His proper British politeness did much to mask what had to be his underwhelming feeling at the spectacle, which cost $10 to witness. Wise and Thompson wandered off, to check out the "Tennessee fainting goats and four-horn sheep" in nearby pens.
I chose to keep vigil at the geyser, awaiting the next eruption. Maybe I'd better appreciate the subtleties the next time around. Three women sat on a nearby picnic bench, chatting away and hardly taking a peep at the pond where Old Faithful does its business.
Turned out, they were three childhood friends from Sacramento – Frieda Stewart, Sharon Redifer and Carolyn Lutton – who had been on a wine weekend in Windsor and, on a whim, thought, what the hey, let's stop at this roadside attraction.
Frieda: "I've never seen one. It was nice, but I'm not like, 'Oh my God.' "
Carolyn: "It was worth the trip."
Sharon: "It's erupting more (often) than what the little card said.

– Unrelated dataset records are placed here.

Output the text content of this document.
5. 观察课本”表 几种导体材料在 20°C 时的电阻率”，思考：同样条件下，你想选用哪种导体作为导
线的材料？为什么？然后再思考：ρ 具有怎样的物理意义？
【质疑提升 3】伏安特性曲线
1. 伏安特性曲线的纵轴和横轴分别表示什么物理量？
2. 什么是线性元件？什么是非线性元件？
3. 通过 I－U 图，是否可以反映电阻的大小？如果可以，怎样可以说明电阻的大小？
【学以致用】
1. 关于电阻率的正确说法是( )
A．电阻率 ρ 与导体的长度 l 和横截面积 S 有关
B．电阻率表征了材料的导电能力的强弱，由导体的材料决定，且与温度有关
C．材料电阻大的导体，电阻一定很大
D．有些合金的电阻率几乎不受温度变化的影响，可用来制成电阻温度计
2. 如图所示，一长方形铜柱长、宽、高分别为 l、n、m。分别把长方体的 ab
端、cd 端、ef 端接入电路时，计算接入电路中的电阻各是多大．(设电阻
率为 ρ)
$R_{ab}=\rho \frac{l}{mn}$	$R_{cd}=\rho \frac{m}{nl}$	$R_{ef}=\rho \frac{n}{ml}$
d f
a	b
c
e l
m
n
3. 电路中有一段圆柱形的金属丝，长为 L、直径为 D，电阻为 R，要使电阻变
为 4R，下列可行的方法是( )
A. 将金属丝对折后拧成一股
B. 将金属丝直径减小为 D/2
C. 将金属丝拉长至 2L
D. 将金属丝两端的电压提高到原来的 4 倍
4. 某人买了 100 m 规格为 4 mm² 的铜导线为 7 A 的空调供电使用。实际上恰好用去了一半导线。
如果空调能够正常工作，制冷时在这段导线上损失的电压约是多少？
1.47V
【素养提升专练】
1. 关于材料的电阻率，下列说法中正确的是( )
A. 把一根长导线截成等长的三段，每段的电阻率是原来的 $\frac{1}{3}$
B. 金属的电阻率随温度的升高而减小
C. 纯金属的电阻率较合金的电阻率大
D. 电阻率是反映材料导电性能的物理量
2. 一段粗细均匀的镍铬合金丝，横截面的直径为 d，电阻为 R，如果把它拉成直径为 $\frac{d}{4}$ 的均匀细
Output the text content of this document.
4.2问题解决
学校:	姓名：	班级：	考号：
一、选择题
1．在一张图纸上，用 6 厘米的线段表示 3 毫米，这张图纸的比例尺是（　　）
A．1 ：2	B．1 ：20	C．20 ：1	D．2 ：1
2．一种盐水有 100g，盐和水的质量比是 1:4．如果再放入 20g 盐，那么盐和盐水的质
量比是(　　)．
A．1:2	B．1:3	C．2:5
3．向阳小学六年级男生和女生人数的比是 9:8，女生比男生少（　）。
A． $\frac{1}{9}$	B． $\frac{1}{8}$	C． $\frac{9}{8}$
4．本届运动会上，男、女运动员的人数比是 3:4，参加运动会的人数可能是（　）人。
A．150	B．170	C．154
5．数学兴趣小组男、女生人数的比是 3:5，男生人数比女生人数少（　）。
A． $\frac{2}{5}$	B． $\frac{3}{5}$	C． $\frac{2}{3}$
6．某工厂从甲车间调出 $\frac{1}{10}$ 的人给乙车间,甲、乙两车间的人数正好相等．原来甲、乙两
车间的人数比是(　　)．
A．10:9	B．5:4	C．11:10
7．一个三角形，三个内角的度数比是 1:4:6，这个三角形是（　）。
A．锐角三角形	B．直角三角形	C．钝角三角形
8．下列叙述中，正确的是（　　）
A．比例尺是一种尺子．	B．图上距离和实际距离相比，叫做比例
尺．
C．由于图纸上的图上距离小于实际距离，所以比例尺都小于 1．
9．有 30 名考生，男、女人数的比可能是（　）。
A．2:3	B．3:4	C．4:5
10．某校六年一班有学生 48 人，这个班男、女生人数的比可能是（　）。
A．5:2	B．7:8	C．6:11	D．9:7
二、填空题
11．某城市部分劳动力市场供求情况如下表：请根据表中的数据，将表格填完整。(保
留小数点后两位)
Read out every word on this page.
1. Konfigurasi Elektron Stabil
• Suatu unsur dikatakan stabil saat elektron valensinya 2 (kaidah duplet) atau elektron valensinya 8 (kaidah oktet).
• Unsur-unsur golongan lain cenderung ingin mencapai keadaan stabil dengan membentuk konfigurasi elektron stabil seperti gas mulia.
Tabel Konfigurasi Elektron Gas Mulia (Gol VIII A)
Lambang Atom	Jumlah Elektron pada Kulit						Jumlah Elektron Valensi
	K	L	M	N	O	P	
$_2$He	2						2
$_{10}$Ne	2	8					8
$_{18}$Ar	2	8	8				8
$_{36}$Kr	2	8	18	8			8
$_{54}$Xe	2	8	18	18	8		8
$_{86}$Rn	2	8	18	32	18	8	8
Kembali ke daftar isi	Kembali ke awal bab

She (the worker inside) was saying every 20 minutes, but it goes off sooner."
Frieda: "The card says 40."
Sharon: "It's a nature thing. Nobody has any control over nature."
Seismic activity apparently can affect the frequency and power of the eruptions. Tiny earthquakes, not felt above ground, can make the geyser spout with greater frequency. A more significant quake slows the process.
At least, that's what the hollow-eyed guy behind the cash register told me. Later, I sought confirmation and found a geyser cover story from 2010 in a Canadian journal called Environmental Reviews.
The story revealed something not mentioned in Calistoga "Old Faithful" literature: This geyser is a drilled well with engineered spouts.
"In Calistoga, there are many drilled wells that, at one time, demonstrated the capacity to spout to great heights, but, now, most are capped or controlled with valves to supply hot water for nearby spa pools," author Kenneth A. Barrick wrote.
But just because someone drilled down into Calistoga's geothermal core to release the gaseous liquid to entertain tourists doesn't mean it's not a legitimate geyser.
But Barrick calls Yellowstone's Old Faithful "rare" among the national park's 500 geysers, because of its regularity of eruption (60 to 125 minutes) and its power (106 to 184 feet).
What Carolyn remembers most about visiting the real Old Faithful was "that there's a whole mess of those (geysers) going off and then it's like, 'OK, so what's going on underneath my feet?' I didn't want to be standing here. I wanted to move on."
Yeah, so did my dad back in day. I tell my childhood story to the women. They cluck, knowingly.
"What your dad did, at least to me, is a typical guy thing," said Frieda (or maybe it was Sharon). "My husband is that way."
Only four minutes, 28 seconds elapsed between eruptions. This time, I was standing next to the Farnon family of Modesto. Dad Aaron, mom Linda and eldest daughter Dallas, 7, seemed entranced and in no hurry to move on. Toddler Nolan was impressed, pointing and yelling, "Did that come from there!?!"
"Yes," his dad said. "From the ground."
The family lingered but Aaron, ever the patriarch, kept an eye on the clock. His brood did have to hit the road eventually. Their next stop: "That safari place down in Santa Rosa."
CALIFORNIA'S OLD FAITHFUL
Napa Valley Old Faithful Geyser of California
1299 Tubbs Lane, Calistoga
Hours: 9 a.m.-5 p.m. (winter); 9 a.m.-6 p.m. (summer)
Cost: $10 general; $7 seniors; $3 ages 6-12; free for children under 6.